Guns seized by Toronto police in February 2005.
In a cross-border comparison for the year 2000, Statistics Canada says the risk of firearms death was more than three times as great for American males as for Canadian males and seven times as great for American females as for Canadian females.
Because more of the U.S. deaths were homicides (as opposed to suicides or accidental deaths), the U.S. rate of gun homicide was nearly eight times Canada's, the agency says.

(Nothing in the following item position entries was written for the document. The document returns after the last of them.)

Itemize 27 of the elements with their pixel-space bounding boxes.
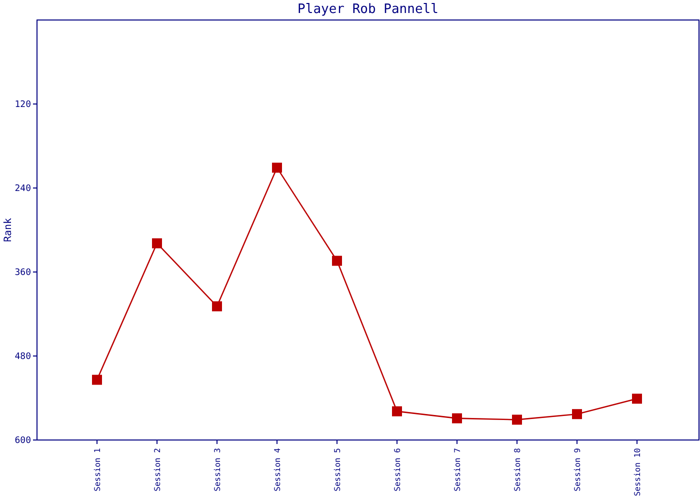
point — [92, 374, 102, 385]
x-tick-label: Session 3 — [213, 448, 222, 492]
y-axis-title: Rank — [3, 218, 14, 242]
point — [512, 414, 522, 425]
y-tick-label: 480 — [14, 352, 31, 362]
point — [392, 406, 402, 416]
point — [152, 238, 162, 248]
x-tick-label: Session 6 — [393, 448, 402, 492]
y-tick-label: 120 — [14, 100, 31, 110]
y-tick-label: 240 — [14, 184, 31, 194]
x-tick-label: Session 5 — [333, 448, 342, 492]
chart-title: Player Rob Pannell — [298, 2, 438, 17]
x-tick-label: Session 7 — [453, 448, 462, 492]
point — [452, 413, 462, 424]
point — [212, 301, 222, 312]
point — [332, 256, 342, 266]
y-tick-label: 360 — [14, 268, 31, 278]
y-tick-label: 600 — [14, 436, 31, 446]
x-tick-label: Session 1 — [93, 448, 102, 492]
x-tick-label: Session 9 — [573, 448, 582, 492]
point — [632, 394, 642, 404]
x-tick-label: Session 10 — [633, 448, 642, 496]
point — [272, 162, 282, 173]
x-tick-label: Session 8 — [513, 448, 522, 492]
x-tick-label: Session 2 — [153, 448, 162, 492]
x-tick-label: Session 4 — [273, 448, 282, 492]
point — [572, 409, 582, 420]
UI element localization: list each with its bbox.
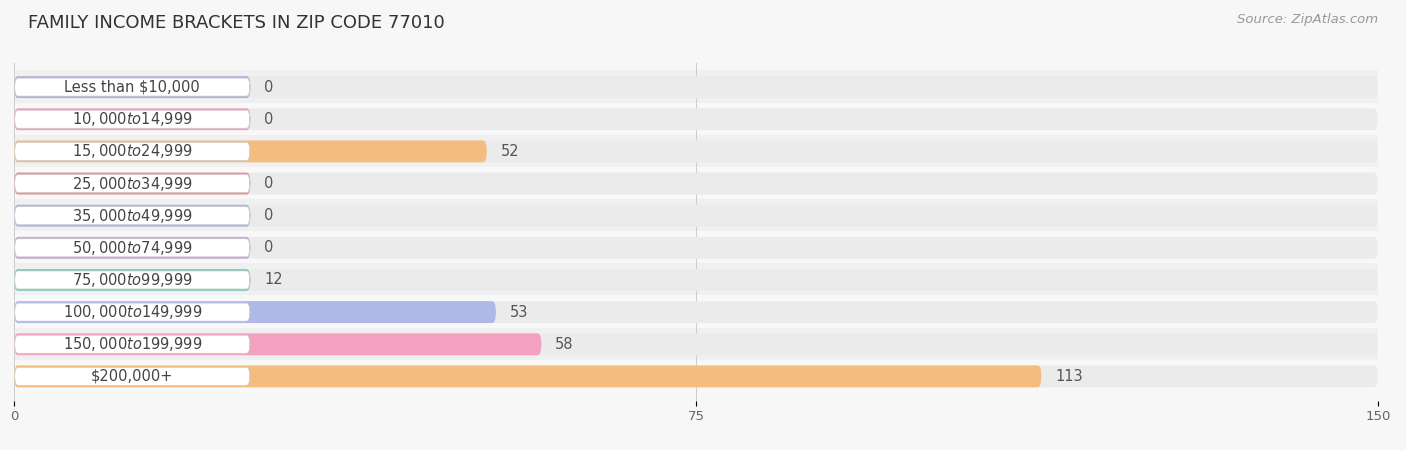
Text: 0: 0 (264, 112, 274, 127)
FancyBboxPatch shape (14, 367, 250, 385)
FancyBboxPatch shape (14, 140, 486, 162)
FancyBboxPatch shape (14, 237, 1378, 259)
FancyBboxPatch shape (14, 142, 250, 160)
Text: FAMILY INCOME BRACKETS IN ZIP CODE 77010: FAMILY INCOME BRACKETS IN ZIP CODE 77010 (28, 14, 444, 32)
FancyBboxPatch shape (14, 271, 250, 289)
Text: $200,000+: $200,000+ (91, 369, 173, 384)
Text: 12: 12 (264, 272, 283, 288)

Homicides accounted for 38 per cent of deaths involving guns in the United States and 18 per cent in Canada.
But even as Canada's rate of gun homicide shrank (to 0.4 per 100,000 population in 2002 from 0.8 in 1979), handguns moved into a dominant role. Handguns accounted for two-thirds of gun homicides in 2002, up from about half in the 1990s, the agency says.
Consistently through the period, about four-fifths of Canadian firearms deaths were suicides, it says.